Hydrogen is often hailed as a silver bullet solution to emissions-free fuel since it burns clean, leaving nothing but water vapor, but the reality of using and producing green hydrogen is much more complicated. Hydrogen is already used as a power source in a lot of modern industries, including ammonia production, in refineries and as a feedstock for chemicals. The vast majority of the hydrogen in use, however, is not green hydrogen, but instead is what is known as “gray hydrogen.” While the hydrogen itself burns clean, the means of producing that hydrogen is actually fossil-fuels intensive (most often using coal or natural gas) and therefore does nothing in the way of decarbonizing the industries in which it is used.
While gray hydrogen is currently the industry standard, however, green hydrogen is already in production as well--albeit at a much higher cost. But, as Oilprice reported earlier this month, all that is about to change. The green hydrogen revolution is upon us. While system costs of green hydrogen are standing in the way of scaling up production today, that won’t last long, according to Recharge News. “Everybody is predicting that the cost curve will come down, just as it has with solar and wind power,” they report. “Though, to get the price point right, you have to reach economies of scale.
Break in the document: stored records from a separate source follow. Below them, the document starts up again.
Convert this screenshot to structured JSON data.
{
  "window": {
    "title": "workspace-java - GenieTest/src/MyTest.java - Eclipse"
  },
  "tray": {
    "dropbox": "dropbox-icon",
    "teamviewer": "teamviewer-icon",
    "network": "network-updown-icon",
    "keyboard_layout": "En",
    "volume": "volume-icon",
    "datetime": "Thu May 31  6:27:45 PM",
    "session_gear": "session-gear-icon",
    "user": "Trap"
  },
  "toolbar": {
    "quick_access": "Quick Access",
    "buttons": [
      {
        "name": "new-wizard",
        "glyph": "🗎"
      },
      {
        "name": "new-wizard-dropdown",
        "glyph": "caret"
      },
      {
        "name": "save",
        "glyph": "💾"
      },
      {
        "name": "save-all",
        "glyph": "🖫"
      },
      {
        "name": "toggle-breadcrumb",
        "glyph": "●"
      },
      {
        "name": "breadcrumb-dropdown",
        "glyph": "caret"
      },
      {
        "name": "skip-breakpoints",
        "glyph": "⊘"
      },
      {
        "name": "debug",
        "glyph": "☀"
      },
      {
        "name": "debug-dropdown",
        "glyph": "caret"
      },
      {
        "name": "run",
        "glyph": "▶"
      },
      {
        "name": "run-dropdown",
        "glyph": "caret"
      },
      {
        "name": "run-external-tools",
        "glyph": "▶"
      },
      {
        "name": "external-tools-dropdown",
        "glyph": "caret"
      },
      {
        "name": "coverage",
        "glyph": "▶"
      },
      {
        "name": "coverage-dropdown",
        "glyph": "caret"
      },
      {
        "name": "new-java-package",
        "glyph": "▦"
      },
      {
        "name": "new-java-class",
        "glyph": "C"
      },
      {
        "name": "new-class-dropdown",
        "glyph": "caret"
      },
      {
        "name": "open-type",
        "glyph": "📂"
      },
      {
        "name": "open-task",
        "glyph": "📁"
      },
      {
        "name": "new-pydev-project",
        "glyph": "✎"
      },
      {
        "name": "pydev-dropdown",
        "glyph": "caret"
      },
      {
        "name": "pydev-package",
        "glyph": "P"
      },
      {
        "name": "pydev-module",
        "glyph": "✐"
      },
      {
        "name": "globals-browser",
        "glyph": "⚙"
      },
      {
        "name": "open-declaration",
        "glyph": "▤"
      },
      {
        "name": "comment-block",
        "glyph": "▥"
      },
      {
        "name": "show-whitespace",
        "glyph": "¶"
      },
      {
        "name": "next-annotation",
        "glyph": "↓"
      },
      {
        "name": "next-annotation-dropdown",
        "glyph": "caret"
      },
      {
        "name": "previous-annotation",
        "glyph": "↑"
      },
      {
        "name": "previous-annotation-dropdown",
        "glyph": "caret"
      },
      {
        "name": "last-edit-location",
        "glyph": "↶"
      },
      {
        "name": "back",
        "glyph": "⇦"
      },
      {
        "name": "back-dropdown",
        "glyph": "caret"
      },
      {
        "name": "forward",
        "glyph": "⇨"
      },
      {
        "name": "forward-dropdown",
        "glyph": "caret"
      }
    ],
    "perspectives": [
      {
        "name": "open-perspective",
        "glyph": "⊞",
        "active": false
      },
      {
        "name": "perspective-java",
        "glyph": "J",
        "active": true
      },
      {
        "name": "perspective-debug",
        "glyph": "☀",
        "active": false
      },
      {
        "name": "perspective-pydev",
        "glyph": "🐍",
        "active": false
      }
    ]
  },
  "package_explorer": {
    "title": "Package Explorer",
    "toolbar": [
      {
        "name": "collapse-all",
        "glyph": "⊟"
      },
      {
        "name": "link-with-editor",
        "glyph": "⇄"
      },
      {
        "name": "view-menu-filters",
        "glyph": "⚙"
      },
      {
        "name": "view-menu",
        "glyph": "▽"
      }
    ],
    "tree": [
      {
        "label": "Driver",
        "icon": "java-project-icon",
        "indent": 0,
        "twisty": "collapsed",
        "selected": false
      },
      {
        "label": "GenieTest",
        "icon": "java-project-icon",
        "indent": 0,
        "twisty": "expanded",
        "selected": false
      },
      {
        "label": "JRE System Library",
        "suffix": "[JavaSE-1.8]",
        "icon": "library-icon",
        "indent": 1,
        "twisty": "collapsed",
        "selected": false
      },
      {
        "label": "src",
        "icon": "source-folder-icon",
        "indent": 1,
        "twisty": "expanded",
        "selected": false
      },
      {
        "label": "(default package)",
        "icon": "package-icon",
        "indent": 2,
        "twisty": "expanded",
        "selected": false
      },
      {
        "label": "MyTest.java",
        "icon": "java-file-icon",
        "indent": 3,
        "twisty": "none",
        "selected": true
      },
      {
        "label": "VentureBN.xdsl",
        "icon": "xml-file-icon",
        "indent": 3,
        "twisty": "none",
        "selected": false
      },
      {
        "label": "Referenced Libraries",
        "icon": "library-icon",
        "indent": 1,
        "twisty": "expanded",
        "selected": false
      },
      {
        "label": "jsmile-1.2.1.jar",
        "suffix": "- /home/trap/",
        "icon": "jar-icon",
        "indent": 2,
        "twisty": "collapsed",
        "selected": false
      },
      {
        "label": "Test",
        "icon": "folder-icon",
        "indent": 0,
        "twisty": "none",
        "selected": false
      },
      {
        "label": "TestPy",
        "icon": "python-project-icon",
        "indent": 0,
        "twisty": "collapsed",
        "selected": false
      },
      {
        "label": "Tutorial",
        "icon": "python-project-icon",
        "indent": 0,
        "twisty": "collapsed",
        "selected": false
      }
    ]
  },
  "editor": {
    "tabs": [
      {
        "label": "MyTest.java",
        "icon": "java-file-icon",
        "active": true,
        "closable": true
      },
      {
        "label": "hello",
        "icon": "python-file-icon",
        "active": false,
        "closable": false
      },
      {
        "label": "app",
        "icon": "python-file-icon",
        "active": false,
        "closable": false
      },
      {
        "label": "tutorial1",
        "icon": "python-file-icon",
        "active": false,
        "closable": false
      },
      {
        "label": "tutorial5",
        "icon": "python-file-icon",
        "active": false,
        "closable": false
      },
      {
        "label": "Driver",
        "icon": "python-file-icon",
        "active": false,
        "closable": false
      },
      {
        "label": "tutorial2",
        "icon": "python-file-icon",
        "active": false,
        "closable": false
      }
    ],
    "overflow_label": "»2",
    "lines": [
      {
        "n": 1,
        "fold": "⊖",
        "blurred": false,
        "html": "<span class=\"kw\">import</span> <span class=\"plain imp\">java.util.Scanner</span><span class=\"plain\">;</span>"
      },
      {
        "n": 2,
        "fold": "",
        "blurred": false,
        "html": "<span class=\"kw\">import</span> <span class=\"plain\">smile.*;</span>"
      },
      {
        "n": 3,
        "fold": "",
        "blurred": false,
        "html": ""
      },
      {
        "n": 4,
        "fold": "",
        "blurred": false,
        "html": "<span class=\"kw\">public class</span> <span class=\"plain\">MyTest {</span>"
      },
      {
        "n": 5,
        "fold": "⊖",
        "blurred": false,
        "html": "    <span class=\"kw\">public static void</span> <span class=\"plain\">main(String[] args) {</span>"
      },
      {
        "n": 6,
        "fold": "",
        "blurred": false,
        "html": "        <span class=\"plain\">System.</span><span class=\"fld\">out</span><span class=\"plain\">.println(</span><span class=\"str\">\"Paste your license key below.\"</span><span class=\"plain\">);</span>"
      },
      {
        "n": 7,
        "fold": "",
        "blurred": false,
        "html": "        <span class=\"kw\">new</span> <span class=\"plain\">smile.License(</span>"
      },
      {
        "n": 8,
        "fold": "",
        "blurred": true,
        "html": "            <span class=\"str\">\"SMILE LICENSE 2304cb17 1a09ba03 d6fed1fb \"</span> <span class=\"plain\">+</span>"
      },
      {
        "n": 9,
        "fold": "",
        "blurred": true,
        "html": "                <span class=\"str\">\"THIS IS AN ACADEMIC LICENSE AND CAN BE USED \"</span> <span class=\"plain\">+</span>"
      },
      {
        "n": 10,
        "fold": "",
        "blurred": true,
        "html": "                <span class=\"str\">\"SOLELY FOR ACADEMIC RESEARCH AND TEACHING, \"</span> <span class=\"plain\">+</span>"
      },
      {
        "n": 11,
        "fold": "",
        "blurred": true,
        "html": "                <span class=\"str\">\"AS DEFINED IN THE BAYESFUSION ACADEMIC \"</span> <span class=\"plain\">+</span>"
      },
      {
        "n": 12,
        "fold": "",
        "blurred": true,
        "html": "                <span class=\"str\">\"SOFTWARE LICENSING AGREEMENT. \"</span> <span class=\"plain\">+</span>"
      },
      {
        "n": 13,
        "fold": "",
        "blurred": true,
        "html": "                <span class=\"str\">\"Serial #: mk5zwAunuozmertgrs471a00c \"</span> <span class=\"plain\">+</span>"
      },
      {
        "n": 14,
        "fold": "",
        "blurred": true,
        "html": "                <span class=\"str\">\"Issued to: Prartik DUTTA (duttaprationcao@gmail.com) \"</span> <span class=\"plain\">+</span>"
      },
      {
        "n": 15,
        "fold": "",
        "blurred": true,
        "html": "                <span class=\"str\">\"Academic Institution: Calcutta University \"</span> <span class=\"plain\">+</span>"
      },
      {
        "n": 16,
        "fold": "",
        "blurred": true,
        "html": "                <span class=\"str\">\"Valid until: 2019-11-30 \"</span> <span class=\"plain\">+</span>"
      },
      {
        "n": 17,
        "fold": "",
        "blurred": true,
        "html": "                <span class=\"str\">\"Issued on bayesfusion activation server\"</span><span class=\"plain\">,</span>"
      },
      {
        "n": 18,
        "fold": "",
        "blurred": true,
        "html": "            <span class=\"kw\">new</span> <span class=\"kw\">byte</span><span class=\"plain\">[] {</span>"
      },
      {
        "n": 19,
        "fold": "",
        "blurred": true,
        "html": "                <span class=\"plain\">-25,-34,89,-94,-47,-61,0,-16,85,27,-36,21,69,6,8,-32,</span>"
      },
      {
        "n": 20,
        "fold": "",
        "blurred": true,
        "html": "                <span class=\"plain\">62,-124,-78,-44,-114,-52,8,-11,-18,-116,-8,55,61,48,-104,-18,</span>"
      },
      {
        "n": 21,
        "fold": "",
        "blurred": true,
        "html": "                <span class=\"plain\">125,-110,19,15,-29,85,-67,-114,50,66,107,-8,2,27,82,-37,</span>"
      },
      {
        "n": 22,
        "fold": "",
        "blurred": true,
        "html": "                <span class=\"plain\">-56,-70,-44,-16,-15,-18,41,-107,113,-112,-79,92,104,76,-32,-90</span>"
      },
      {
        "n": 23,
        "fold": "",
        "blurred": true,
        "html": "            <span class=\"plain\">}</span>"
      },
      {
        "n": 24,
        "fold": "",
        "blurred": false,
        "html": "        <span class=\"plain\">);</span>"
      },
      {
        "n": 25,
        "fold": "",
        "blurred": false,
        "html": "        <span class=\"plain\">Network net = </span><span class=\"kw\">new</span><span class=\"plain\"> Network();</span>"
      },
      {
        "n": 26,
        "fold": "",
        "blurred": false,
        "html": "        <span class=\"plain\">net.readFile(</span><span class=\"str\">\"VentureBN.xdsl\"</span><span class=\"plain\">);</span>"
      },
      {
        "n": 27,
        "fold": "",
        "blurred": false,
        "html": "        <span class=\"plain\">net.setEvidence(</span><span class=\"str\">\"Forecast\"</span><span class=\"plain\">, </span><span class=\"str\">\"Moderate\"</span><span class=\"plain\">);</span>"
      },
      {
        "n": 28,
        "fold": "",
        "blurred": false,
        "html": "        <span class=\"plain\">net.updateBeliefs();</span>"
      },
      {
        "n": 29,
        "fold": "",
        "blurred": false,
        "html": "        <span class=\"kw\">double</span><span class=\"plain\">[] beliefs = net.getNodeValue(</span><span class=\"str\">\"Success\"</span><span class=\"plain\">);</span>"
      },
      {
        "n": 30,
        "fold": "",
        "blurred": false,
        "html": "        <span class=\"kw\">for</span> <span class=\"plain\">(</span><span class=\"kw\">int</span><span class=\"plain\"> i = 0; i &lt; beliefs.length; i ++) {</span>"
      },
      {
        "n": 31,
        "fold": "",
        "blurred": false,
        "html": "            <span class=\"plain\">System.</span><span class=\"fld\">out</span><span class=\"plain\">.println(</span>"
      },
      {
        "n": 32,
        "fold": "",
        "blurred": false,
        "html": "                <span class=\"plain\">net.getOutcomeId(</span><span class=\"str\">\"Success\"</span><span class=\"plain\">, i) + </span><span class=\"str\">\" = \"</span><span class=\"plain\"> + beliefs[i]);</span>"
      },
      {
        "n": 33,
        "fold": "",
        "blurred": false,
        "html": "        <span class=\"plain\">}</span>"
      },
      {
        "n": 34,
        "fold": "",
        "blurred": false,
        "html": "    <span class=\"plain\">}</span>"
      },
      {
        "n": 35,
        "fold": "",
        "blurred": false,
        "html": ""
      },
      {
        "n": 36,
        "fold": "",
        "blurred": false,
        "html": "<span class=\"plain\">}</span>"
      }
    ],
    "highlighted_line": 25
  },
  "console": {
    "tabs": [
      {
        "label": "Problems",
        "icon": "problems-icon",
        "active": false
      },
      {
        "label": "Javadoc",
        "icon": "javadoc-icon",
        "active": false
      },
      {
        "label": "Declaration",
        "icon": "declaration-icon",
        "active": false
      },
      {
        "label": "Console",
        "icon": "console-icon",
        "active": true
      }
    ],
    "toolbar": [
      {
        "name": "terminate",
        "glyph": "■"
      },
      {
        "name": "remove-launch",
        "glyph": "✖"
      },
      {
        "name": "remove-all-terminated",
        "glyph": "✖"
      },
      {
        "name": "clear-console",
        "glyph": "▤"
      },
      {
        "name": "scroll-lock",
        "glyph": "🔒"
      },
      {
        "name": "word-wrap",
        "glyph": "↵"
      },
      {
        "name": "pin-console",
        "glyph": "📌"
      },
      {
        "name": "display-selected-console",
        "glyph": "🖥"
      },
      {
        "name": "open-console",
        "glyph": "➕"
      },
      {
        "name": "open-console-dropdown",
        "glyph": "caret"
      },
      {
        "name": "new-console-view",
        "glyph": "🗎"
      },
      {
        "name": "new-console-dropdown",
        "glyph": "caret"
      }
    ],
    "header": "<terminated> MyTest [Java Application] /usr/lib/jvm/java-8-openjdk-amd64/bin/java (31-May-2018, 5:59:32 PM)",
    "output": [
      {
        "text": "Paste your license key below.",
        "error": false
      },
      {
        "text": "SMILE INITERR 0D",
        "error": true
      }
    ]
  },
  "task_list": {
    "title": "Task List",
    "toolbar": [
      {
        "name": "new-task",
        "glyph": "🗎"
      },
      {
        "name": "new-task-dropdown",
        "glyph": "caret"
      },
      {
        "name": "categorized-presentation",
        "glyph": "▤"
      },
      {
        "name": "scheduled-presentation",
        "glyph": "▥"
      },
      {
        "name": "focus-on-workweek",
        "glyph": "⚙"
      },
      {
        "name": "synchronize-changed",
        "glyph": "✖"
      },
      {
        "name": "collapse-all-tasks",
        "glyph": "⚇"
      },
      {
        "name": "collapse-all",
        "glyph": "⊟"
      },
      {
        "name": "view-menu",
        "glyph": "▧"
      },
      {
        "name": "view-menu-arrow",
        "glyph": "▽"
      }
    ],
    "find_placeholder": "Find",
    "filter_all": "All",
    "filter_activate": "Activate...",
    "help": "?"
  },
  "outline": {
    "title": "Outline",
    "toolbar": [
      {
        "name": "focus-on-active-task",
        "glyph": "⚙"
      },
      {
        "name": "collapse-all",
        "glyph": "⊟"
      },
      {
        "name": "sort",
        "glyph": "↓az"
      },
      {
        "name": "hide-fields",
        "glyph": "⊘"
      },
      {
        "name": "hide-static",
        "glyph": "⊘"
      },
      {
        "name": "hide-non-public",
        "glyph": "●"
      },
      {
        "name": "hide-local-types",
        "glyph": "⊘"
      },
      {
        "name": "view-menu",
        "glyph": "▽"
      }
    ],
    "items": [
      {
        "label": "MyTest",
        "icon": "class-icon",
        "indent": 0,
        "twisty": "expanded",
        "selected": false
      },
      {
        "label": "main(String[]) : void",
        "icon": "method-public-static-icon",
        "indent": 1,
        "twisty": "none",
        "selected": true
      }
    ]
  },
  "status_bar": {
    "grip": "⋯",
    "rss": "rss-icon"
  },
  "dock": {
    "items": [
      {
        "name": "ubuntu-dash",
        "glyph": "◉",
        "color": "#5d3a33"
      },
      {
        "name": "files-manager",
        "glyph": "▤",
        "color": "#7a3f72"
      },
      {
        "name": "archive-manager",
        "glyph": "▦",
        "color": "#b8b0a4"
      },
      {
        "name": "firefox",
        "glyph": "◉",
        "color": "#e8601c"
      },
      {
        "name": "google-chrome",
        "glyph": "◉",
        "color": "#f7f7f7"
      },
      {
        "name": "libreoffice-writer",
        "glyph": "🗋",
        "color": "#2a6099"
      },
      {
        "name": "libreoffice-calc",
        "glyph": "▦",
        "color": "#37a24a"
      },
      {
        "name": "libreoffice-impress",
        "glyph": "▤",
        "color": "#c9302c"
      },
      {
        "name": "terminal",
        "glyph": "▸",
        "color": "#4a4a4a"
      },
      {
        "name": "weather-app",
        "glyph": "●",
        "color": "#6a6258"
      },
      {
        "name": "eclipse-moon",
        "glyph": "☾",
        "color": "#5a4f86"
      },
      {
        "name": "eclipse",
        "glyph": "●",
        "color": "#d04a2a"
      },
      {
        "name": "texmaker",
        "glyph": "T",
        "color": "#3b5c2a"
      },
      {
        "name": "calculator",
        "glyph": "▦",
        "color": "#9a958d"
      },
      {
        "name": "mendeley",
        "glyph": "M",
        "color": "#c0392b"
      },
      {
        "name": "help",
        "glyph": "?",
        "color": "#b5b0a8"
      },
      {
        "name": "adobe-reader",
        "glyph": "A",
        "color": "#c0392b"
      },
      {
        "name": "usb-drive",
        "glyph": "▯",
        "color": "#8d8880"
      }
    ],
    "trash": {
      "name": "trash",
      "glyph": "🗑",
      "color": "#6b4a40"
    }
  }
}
Then it’s just a matter of when, and industry is primed to take the next step.”
And now, less than a month after that report, oil supermajor Royal Dutch Shell has announced a new large-scale project to create green hydrogen using offshore wind farms in the Dutch North Sea instead of the traditional fossil fuels. The project is being developed by a consortium along with Gasunie and Groningen Seaports. Industry news site Offshore Wind reports that, “the NortH2 project partners aim to generate around 3GW to 4 GW of wind energy for the production of hydrogen before 2030, and possibly raise the capacity to 10GW by 2040.”
The project is still in its infancy, and will officially get kickstarted later this year with a feasibility study. If all goes well, the consortium reports that we can expect the first green hydrogen production as soon as 2027. “This depends, among other things, on permits from governments, the assignment of new wind farm locations in the North Sea, the available locations for the hydrogen facility/facilities and the final investment decisions of the parties concerned,” reported Offshore Wind. “NortH2’s partners anticipate that the initial project phases may potentially require European and national subsidies available for the decarbonisation of energy.” Related: Shale Decline Inevitable As Oil Prices Crash
The project underway in the North Dutch Sea is just one part of a greater sea change in the European Union toward a less greenhouse gas intensive energy future, and especially the production of green hydrogen. The Netherlands in particular has been working steadily toward ramping up the production of green hydrogen, and in the Eemshaven seaport (and potentially offshore if projects like Royal Dutch Shell’s NortH2 go well) green hydrogen production is projected to reach approximately 800,000 tonnes annually by 2040.
In the meantime, NortH2 is looking for more partners to join the consortium and continue to push the initiative forward. “This project offers opportunities throughout the entire hydrogen chain,” Marjan van Loon, President-Director of Shell Nederland, was quoted by Offshore Wind. ”In addition, it fits well with our New Energies aspirations and our ambitions to find new ways to reduce CO2 emissions and deliver more and cleaner energy, at home, on the go and at work. In order to realise this project, we will need several new partners. Together we will have to pioneer and innovate to bring together all the available knowledge and skills that are required. The energy transition calls for guts, boldness, and action.”
If there was any doubt that the initial steps of the green hydrogen revolution were already underway, the involvement of a supermajor oil corporation like Royal Dutch Shell should silence them. With peak oil and catastrophic climate change looming just over the horizon, big oil tycoons are looking to diversify, and an increasing amount of that money is going to green hydrogen for our future.